Curioso, buscó en sus pensamientos superficiales y descubrió que la sangre servía como camuflaje para el Mecha.
La hacía oler como parte de la fuerza Klem, y tanto el tamaño como el número de extremidades armadas eran aproximadamente adecuados para un Desgarrador, así que para cuando los Klem se daban cuenta de que era un Mecha, ya era demasiado tarde para que huyeran de ella.
Max no había tenido ese problema, los Klem estaban más que dispuestos a enfrentarse a él en combate cuerpo a cuerpo, pero en sus recuerdos, Nico había tenido que persiguir mucho al principio porque los Klem pensaban que solo tenía armas cuerpo a cuerpo y trataban de mantener distancia de ella, obligándola a usar sus Disruptores, lo que solo hacía que los Klem retrocedieran aún más.

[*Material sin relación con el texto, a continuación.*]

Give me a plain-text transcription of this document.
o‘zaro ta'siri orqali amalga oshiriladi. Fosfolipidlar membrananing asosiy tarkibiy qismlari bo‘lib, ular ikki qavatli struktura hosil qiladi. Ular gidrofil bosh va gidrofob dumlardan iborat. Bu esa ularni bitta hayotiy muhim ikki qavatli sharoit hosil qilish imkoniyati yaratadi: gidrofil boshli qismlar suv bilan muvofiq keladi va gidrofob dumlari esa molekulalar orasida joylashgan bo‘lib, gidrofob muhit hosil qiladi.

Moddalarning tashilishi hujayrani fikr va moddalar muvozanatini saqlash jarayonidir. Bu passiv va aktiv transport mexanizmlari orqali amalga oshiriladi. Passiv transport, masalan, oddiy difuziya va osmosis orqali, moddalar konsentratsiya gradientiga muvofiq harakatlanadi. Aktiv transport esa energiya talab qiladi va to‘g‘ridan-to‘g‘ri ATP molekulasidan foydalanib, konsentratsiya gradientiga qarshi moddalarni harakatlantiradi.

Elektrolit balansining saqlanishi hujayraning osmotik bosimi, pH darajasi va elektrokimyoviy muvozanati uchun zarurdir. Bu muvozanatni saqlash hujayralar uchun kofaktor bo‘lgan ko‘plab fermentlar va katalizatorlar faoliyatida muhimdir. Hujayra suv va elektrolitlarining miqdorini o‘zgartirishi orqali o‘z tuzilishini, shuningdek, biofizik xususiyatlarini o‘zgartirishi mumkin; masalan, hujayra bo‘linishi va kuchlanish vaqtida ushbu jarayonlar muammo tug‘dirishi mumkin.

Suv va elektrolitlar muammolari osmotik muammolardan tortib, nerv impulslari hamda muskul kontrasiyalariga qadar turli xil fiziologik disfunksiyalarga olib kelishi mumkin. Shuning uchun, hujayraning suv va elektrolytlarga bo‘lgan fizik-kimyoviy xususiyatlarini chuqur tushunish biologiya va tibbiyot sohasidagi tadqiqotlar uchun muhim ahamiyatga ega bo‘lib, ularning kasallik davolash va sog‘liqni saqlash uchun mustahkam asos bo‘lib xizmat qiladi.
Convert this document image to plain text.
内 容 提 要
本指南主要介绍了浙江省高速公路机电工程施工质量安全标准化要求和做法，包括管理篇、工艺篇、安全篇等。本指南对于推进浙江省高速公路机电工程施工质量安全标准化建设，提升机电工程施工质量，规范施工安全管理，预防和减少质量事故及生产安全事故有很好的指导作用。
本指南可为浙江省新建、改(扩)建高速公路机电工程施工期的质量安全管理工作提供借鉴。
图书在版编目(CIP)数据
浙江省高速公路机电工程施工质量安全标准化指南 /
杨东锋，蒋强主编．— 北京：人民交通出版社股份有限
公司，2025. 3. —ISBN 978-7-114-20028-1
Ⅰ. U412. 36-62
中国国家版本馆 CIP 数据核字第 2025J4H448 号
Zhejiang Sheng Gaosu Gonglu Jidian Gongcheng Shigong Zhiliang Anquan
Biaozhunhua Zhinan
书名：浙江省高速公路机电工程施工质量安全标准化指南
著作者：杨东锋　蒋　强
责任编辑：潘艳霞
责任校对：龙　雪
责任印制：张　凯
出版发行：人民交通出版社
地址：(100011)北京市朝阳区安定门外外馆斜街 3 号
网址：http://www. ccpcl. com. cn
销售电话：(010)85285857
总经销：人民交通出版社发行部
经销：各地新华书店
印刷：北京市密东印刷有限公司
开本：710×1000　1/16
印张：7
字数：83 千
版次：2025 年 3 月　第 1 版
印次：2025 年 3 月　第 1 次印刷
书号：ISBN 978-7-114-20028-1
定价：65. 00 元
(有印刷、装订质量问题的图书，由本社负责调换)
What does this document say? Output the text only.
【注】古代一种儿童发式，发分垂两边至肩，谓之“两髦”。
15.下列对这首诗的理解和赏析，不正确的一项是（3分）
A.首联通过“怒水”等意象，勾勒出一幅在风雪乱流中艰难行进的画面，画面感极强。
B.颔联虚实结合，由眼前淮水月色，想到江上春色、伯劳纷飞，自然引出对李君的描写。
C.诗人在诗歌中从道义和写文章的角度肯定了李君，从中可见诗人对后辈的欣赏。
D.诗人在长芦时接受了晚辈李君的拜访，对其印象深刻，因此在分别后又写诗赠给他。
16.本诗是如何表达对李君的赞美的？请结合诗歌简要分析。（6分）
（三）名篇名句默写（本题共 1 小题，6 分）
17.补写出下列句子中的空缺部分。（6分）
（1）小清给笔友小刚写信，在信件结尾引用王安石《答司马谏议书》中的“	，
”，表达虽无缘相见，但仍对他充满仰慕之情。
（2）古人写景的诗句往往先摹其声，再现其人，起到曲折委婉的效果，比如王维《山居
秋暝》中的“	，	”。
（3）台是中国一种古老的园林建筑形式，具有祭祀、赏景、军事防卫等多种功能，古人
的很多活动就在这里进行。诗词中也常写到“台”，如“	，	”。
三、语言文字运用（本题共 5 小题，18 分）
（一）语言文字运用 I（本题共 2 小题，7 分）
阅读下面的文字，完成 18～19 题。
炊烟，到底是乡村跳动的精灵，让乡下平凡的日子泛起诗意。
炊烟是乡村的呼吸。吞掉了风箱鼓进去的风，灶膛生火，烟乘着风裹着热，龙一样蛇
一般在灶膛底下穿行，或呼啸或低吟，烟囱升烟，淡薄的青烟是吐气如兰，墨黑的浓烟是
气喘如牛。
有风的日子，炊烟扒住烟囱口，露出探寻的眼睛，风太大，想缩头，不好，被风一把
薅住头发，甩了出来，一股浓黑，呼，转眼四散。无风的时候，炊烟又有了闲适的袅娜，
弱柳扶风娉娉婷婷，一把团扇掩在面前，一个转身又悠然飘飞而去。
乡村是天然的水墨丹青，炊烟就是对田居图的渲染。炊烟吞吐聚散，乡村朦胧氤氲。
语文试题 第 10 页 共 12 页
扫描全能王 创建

El diseño intimidante de su Mecha funcionaba maravillosamente en objetivos humanos y humanoides, pero parecía tener el efecto opuesto en los Klem que cualquier otro Mecha.
Los Batallones se acercaron al antiguo sitio de la colonia a medida que los Klem eran eliminados, y Max revisó sus datos de batalla una vez más antes de actualizar las órdenes de la unidad.
Solo una unidad en su grupo seguía en combate, pero la unidad a su lado les ayudaría a limpiar mientras pasaban, y todos se moverían a otro grupo de puntos en la cuadrícula.
Esta vez, la unidad de Max estaba despejando una sección de bosque mientras Nico y los Cazadores eran movidos a un valle del río, donde era más probable que encontraran algo interesante.
Con menos presión sobre su unidad, Max pudo poner más esfuerzo en mejoras de orientación para el resto de los Mecha en el planeta, así como para los Drones, y pudo planificar con más antelación el próximo movimiento.
La primera ronda de objetivos debía ser los grupos más densos de Klem, según las observaciones orbitales, y debería ser todo avanzar y limpiar de aquí en adelante.
Las únicas preocupaciones que realmente tenía eran por una porción del mapa que estaba marcada como compuesta principalmente de roca caliza.
Se sabía que la caliza desarrollaba cuevas, y si usaban los Lanzallamas de Fusión en ella, ardía demasiado bien y dejaría una región mucho mayor que una sola montaña quemada, como había ocurrido la última vez que usó esa táctica.